For Tina, love was submission, untrue. Loving and being loved was her parents’ perverted connection. Hating was her attempt at being known and knowing, her trial at discovering and being discovered, and her effort to feel authentic and alive. Ghent (1990) described sadism as one’s desire to be known and longing to be found, “a wish to discover the reality of the other; the desire to deeply know, penetrate, discover the other and thereby experience the self” (p. 228). In his seminal paper on surrender, he delineated the emergence of sadism resulting from perversion of object usage (Winnicott, 1969).

Because Tina did not fully exist in the minds of her parents or others, hate was her way to register somewhere as subject or object. Her sadomasochistic behavior with me and, more dramatically, in her sexual life was her bid to experience self as both subject and object in order to know herself as an intentional thinking subject and an knowable observable object.

Tina stated, “I want to take you to places that words can’t take you.” I replied, “I think you have taken me to many places: some spoken, others felt, and some we have yet to know.” I then added, “You know this both excites and scares me, exciting because I think how wonderful some of these places may be and afraid of how awful others might be.” After a short pause, she responded, “Well, we’ve been in some horrible places, and we’re still here.” I smiled appreciatively, recognizing in this statement how both she and I have survived. There was a longer pause. She then bluntly stated, “I need you to hate me so I can find me.”

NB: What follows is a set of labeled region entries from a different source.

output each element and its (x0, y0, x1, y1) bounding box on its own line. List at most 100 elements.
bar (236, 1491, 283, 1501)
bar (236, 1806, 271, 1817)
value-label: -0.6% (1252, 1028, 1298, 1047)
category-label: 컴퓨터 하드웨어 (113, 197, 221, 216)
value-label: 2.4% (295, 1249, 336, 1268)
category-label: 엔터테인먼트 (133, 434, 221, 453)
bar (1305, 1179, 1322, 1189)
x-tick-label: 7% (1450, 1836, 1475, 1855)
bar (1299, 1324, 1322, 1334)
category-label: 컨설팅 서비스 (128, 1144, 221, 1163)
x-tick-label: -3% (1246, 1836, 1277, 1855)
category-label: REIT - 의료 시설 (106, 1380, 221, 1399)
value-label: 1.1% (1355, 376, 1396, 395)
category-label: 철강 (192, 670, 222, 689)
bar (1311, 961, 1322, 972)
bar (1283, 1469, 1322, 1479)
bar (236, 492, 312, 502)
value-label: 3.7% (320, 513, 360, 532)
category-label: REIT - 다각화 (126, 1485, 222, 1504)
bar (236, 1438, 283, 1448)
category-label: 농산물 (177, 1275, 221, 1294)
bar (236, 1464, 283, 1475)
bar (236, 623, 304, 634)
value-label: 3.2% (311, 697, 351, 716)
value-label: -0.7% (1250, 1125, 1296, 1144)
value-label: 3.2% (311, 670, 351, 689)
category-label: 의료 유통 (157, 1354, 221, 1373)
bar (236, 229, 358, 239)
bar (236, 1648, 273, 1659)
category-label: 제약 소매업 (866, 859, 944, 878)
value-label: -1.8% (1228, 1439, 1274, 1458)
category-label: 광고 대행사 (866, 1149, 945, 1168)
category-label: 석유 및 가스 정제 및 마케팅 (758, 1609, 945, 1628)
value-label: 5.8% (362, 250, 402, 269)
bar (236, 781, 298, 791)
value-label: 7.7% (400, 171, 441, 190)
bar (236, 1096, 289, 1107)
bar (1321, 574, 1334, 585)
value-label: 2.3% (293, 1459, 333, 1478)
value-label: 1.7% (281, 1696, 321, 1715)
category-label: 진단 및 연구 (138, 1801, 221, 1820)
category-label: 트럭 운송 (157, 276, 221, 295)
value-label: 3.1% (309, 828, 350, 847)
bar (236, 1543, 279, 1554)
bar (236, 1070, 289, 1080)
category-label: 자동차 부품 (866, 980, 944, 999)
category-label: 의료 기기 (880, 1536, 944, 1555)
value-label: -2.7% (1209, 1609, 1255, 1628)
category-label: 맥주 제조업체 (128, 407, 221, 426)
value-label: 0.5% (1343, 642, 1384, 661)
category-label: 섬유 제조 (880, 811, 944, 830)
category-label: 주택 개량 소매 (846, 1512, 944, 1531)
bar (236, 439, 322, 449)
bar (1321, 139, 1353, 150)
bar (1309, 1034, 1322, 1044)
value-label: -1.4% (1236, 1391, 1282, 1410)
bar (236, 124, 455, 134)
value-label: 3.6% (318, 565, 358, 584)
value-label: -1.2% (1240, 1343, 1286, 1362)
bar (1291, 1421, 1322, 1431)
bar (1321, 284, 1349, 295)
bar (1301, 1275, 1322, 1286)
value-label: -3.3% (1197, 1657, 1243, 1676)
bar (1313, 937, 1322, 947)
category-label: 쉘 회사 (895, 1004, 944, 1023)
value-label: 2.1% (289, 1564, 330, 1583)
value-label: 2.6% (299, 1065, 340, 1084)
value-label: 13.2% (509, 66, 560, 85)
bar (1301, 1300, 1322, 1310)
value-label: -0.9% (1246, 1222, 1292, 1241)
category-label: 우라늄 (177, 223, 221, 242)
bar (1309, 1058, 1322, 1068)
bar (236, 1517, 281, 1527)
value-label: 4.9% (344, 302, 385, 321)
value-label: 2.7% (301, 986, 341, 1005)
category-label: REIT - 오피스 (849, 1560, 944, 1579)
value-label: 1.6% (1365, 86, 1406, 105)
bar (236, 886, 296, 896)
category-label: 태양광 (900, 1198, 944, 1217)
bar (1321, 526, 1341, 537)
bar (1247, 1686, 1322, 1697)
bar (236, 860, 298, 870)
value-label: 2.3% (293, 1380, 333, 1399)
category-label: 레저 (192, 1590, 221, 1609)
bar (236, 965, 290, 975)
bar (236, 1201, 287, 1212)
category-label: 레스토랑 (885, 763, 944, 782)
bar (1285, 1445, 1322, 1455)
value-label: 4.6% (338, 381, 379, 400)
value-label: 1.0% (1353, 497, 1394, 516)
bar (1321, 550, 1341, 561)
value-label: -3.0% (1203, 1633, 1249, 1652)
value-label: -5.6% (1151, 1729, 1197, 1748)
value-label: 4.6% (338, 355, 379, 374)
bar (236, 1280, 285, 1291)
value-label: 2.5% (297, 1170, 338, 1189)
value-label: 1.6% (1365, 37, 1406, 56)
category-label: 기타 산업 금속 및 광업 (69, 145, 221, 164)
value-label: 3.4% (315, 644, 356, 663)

Tina was unable to articulate what she meant by this last statement. She “just felt that way.” What I recognized in this declaration, which I left unspoken, was that she was articulating a need. Although she was not ready to love, she was saying that she needed to feel connected, safe, and recognized in her wholeness, including her hateful parts. But right now, the only way that she could secure this was through her hatred and through my acknowledging my hatred toward her, at least to myself.